II. L'admission ponctuelle d'actions dans l'intérêt d'autrui
Chapeau : L'hypothèse est cette fois distincte de la représentation (titulaire du droit d'action est le représenté). Dans ce cas de figure, la personne est titulaire du droit d'agir pour défendre l'intérêt d'autrui. Elle a reçu qualité pour défendre un intérêt déterminé qui n'est pas son intérêt personnel (art. 31 in fine du Code de procédure civile). Le droit procédural organise alors une véritable atteinte à la règle « nul ne plaide par procureur » et ce, pour des raisons pragmatiques : offrir notamment aux groupements (associations, syndicat...) une potentialité d'action en justice plus adaptée à leur particularité. Ainsi, si l'action dans l'intérêt d'autrui est accrue au profit des groupements (A) ; elle demeure limitée au profit des particuliers (B).
A. La défense accrue de l'intérêt d'autrui par des groupements
Action des syndicats dans l'intérêt personnel d'un salarié : substitution syndicale.
- La loi peut autoriser un syndicat à agir pour défendre l'intérêt individuel d'un salarié (ou plus.). Les habilitations législatives se sont multipliées dans le Code du travail.
Ex.Ex. : possibilité d'agir pour faire respecter le principe d'égalité entre hommes et femmes (art. L 1144-2 du Code du travail.), pour protéger victime d'une discrimination (1134-2 du Code du travail).
- Le syndicat n'a pas à justifier d'un mandat du salarié. Ceci montre qu'il ne s'agit pas d'une représentation mais d'une action de substitution. Les actes de procédure sont établis au nom du syndicat.
- Le but est d'assurer la protection des victimes de violation du droit du travail en évitant un procès entre l'employeur et son salarié. Protection de salariés placés dans une situation d'infériorité ou de précarité.
- Le salarié doit être informé par écrit et ne pas s'être opposé à l'action (silence de 15 jours vaut acceptation). Il peut intervenir à l'instance et y mettre fin.
- On pourra voir dans ce mécanisme l'existence d'un mandat tacite et donc d'une représentation.
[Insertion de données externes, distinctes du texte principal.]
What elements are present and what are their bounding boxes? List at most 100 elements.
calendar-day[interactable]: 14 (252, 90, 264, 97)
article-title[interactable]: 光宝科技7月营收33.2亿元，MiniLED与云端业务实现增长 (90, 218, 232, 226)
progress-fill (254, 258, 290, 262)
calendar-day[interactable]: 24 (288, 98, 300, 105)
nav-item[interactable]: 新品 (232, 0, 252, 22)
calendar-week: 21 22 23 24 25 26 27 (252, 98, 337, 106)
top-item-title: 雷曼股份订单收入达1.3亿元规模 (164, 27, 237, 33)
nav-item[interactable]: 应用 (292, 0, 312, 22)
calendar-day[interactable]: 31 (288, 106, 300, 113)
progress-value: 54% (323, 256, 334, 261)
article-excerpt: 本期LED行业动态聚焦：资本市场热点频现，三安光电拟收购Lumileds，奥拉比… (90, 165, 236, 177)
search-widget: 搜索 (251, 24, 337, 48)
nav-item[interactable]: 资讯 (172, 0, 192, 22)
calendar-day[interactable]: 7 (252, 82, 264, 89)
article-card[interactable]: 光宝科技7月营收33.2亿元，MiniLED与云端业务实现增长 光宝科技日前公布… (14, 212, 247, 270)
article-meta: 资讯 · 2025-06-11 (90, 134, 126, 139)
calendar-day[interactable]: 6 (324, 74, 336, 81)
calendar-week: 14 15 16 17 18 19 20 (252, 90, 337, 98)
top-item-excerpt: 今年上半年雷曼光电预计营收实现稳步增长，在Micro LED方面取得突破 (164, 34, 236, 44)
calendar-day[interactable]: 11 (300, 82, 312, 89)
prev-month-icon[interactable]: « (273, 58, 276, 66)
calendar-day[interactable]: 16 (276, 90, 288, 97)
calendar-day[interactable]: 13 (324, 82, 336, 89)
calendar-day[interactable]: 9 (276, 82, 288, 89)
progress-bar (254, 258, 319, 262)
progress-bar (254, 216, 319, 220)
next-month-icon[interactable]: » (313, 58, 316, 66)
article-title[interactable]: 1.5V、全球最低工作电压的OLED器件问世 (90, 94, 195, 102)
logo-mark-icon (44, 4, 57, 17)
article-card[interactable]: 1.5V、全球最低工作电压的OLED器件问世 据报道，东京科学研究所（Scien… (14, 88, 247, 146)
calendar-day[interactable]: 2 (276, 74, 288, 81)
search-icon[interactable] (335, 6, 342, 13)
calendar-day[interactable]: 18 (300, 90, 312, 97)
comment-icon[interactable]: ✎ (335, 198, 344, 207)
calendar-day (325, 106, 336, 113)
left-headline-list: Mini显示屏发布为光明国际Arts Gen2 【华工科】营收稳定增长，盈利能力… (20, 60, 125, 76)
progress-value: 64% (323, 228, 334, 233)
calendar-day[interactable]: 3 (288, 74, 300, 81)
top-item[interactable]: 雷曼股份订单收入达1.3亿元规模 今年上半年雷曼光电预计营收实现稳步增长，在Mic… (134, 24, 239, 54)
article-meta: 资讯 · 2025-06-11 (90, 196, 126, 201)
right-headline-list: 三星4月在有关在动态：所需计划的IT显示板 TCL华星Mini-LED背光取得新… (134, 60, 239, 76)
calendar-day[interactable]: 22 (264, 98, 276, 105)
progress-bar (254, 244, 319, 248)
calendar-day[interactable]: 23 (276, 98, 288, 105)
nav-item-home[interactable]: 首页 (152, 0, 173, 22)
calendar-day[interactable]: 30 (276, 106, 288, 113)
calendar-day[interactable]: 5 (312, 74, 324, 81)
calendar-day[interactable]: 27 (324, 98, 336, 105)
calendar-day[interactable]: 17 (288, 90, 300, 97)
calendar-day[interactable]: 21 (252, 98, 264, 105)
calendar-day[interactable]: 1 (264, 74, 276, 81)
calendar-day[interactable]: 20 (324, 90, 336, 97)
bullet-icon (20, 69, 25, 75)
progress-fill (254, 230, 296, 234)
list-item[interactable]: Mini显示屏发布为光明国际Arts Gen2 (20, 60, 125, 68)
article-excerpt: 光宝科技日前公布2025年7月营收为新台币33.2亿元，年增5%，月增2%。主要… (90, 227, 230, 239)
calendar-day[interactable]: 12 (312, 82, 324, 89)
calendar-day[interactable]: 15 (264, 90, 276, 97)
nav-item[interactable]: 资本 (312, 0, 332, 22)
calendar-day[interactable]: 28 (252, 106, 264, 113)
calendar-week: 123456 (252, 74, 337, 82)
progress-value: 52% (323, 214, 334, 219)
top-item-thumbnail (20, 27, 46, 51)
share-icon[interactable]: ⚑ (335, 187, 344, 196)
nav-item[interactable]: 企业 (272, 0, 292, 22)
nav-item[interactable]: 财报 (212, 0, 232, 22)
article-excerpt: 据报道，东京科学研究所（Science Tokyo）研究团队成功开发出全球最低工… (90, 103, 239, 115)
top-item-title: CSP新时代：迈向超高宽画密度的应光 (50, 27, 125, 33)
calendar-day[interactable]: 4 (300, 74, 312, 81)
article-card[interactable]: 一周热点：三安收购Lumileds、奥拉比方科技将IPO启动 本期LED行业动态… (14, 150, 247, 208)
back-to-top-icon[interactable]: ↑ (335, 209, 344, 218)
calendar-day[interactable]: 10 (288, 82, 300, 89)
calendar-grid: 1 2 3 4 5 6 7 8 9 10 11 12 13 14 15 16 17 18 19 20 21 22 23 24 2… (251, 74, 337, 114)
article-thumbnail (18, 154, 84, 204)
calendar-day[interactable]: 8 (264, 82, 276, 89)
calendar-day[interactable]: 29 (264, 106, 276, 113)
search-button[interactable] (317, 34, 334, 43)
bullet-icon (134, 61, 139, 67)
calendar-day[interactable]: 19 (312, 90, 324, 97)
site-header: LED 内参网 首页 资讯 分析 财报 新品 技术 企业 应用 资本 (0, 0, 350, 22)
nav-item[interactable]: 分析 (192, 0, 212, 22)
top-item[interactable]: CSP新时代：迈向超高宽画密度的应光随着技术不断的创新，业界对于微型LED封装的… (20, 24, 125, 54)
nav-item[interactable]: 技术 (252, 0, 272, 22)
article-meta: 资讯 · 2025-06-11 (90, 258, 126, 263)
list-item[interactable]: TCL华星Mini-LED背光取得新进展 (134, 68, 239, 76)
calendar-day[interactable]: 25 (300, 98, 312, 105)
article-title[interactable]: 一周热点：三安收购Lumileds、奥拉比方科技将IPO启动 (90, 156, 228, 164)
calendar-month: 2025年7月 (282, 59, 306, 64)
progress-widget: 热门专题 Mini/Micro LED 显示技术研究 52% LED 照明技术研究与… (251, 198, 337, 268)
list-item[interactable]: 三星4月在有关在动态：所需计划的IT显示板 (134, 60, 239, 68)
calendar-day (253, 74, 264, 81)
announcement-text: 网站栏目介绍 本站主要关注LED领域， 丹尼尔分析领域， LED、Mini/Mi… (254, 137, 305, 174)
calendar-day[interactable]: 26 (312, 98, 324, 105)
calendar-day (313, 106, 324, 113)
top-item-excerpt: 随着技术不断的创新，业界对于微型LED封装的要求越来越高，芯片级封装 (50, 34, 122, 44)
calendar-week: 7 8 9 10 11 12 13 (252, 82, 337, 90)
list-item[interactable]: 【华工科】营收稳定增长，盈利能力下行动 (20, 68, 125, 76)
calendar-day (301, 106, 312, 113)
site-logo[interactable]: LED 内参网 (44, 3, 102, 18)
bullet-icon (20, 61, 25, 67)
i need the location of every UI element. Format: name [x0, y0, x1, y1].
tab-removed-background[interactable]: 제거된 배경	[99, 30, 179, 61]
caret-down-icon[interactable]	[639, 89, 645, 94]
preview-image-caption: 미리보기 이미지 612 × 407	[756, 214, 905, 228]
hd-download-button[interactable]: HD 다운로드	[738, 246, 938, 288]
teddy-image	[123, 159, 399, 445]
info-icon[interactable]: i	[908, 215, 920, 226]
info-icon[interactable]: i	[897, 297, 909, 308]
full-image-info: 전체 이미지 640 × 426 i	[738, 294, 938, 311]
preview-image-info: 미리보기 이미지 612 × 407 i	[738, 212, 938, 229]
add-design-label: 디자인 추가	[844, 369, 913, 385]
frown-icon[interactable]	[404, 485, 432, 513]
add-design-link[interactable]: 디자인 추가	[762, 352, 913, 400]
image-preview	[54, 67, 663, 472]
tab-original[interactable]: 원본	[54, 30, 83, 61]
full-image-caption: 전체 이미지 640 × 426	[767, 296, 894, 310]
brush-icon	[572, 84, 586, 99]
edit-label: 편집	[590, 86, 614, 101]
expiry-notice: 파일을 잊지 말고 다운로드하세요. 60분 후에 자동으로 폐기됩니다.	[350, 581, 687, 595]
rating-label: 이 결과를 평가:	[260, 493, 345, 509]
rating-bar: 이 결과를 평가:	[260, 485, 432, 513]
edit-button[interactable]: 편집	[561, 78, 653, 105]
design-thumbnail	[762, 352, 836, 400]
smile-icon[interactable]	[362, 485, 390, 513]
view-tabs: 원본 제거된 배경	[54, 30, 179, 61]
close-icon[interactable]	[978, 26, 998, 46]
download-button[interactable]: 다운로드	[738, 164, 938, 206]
Il n'en est rien et la jurisprudence st en ce sens : il s'agit « d'une action de substitution qui est personnelle au syndicat et non une action en représentation » (Soc. 1er fév. 2000).
=> Il s'agit donc bien d'une action propre du syndicat qui a qualité à agir dans l'intérêt d'autrui.
• La défense collective des intérêts individuels de leurs membres (Ligues de défenses)
Certaines associations sont constituées pour rassembler des personnes dont les intérêts individuels sont atteints (ex. : association d'usagers, comité de soutien...).
- La jurisprudence civile admet l'action de l'association en défense de l'intérêt de ses membres : théorie de « l'action associationnelle ».
- Il faut que cette défense soit prévue par le pacte social. Les membres, pas forcément tous, doivent avoir subi une atteinte à leurs intérêts individuels. Ils peuvent agir en même temps que l'association (ce qui exclut l'idée de mandat).
- Atteinte à la règle « nul ne plaide par procureur » : l'association n'agit pas en défense de son intérêt personnel (certains y voient néanmoins un préjudice par ricochet pour l'association...). Elle agit pour la défense de l'intérêt individuel des membres.
- Ici la qualité à agir n'est pas attribuée par la loi mais par la jurisprudence (civile).
- Moyen d'assurer une défense plus efficace d'intérêts particuliers.
• L'action en représentation conjointe
- Action autorisée par la loi du 18 janv. 1992 pour les associations de consommateurs agréées. L'association va agir en réparation du préjudice subi individuellement par des consommateurs si ce préjudice est causé par le même professionnel.
Remarque : peu de succès en pratique (Conditions d'ouverture strictes et couteuses).
- Action étendue aux associations agréées de protection de l'environnement (loi 2 fév. 1995) et d'investisseurs en produits financiers (loi 8 août 1994).
• Autre hypothèse :
- La loi du 16 nov. 2001 a permis aux associations de la lutte contre les discriminations d'exercer toutes les actions naissant d'une discrimination en droit du travail (art. L. 1134-3 du Code du travail.). Action en faveur d'un salarié ou d'un candidat à un emploi. Il faut l'accord écrit de l'intéressé qui peut toujours intervenir à l'instance et y mettre un terme => Lien avec le schéma de la substitution syndicale.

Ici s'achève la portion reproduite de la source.